In my tests I can create the indexes with types and add documents, but the error occurs when I try to search children with the message [has_parent] query configured 'parent_type' [parent] is not a valid type or [has_child] Type [child] points to a non existent parent type [parent]

Is there any way to accomplish this behavior using different indexes?


(Christian Dahlqvist) #2

The restriction around parent/child is actually even stricter than what you described - all related parents and children have to receive in the same shard within an index. There is no way to achieve this in Elasticsearch, so a common workaround is to perform a client side join in the application.

Depending on how frequently your data is updated, it may be worthwhile looking into de-normalizing the data and storing the two entities together.


(Matheus Vellone) #3

Hmm, got it.

A client side join can be done, but I'm looking for an option to this.

My Person data won't be updated to frequently, but the Houses will. In this scenario, the de-normalize approach still a good option ?
If so, this approach has any limitation or performance risk due to the number of relationships ? ie, in my case this relationship (1-N), the N number can be a high number, something like 1000, or even 100000.


#4

One way to map 1:N relationships in ElasticSearch is to use the Nested Datatype.

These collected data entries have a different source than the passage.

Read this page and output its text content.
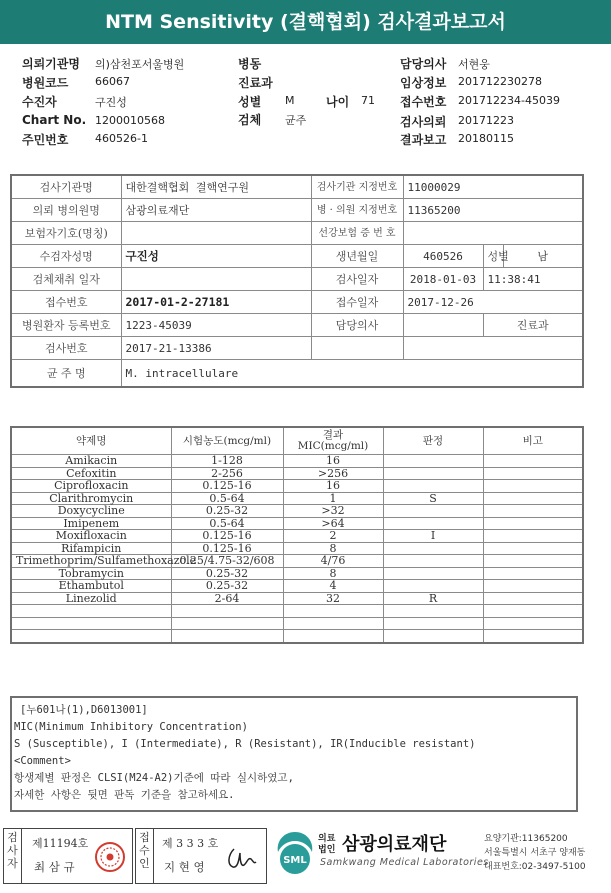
NTM Sensitivity (결핵협회) 검사결과보고서
의뢰기관명 의)삼천포서울병원	병동	담당의사 서현웅
병원코드 66067	진료과	임상정보 201712230278
수진자	구진성	성별 M	나이 71 접수번호 201712234-45039
Chart No. 1200010568	검체 균주	검사의뢰 20171223
주민번호 460526-1	결과보고 20180115
검사기관명	대한결핵협회 결핵연구원	검사기관 지정번호	11000029		
의뢰 병의원명	삼광의료재단	병 · 의원 지정번호	11365200		
보험자기호(명칭)		선강보험 증 번 호			
수검자성명	구진성	생년월일	460526	성별	남
검체채취 일자		검사일자	2018-01-03	11:38:41	
접수번호	2017-01-2-27181	접수일자	2017-12-26		
병원환자 등록번호	1223-45039	담당의사		진료과	
검사번호	2017-21-13386				
균 주 명	M. intracellulare				
약제명	시험농도(mcg/ml)	결과 MIC(mcg/ml)	판정	비고
Amikacin	1-128	16		
Cefoxitin	2-256	>256		
Ciprofloxacin	0.125-16	16		
Clarithromycin	0.5-64	1	S	
Doxycycline	0.25-32	>32		
Imipenem	0.5-64	>64		
Moxifloxacin	0.125-16	2	I	
Rifampicin	0.125-16	8		
Trimethoprim/Sulfamethoxazole	0.25/4.75-32/608	4/76		
Tobramycin	0.25-32	8		
Ethambutol	0.25-32	4		
Linezolid	2-64	32	R	

[누601나(1),D6013001]
MIC(Minimum Inhibitory Concentration)
S (Susceptible), I (Intermediate), R (Resistant), IR(Inducible resistant)
<Comment>
항생제별 판정은 CLSI(M24-A2)기준에 따라 실시하였고,
자세한 사항은 뒷면 판독 기준을 참고하세요.
검사자
제11194호
최 삼 규
접수인
제 3 3 3 호
지 현 영	SML
의료법인 삼광의료재단
Samkwang Medical Laboratories
요양기관:11365200
서울특별시 서초구 양재동
대표번호:02-3497-5100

What you could do is create an index for a person with a nested attribute for houses...


(Matheus Vellone) #5

But I need them to reside in different indexes, or else there would exist only one index for all the documents


#6

You can maintain 3 separate indices, one for Person, one for Houses and another one for Person-HouseMap. This would add a lot of redundancy in your data though.

You won't be able to join the data from one index to another, so I don't know the exact reason behind why you would want to store the person and house data in a separate index...Is there a specific requirement that makes it necessary to store houses and persons in their own separate index?


(Matheus Vellone) #7

I'm looking for a way to avoid any data redundancy, so this isn't an option.

I'm just worried about performance (I may be wrong about that), because in my head separate indexes work better for indexing high volume of data because they're better separated.

I'm not 100% sure about that so please correct me if I'm wrong: If I put all data in a single index, wouldn't I have performance issues because all documents resides on the same index ? If not, I could set the child/parent relationship between the data and my problem is solved.


(system) #8

This topic was automatically closed 28 days after the last reply. New replies are no longer allowed.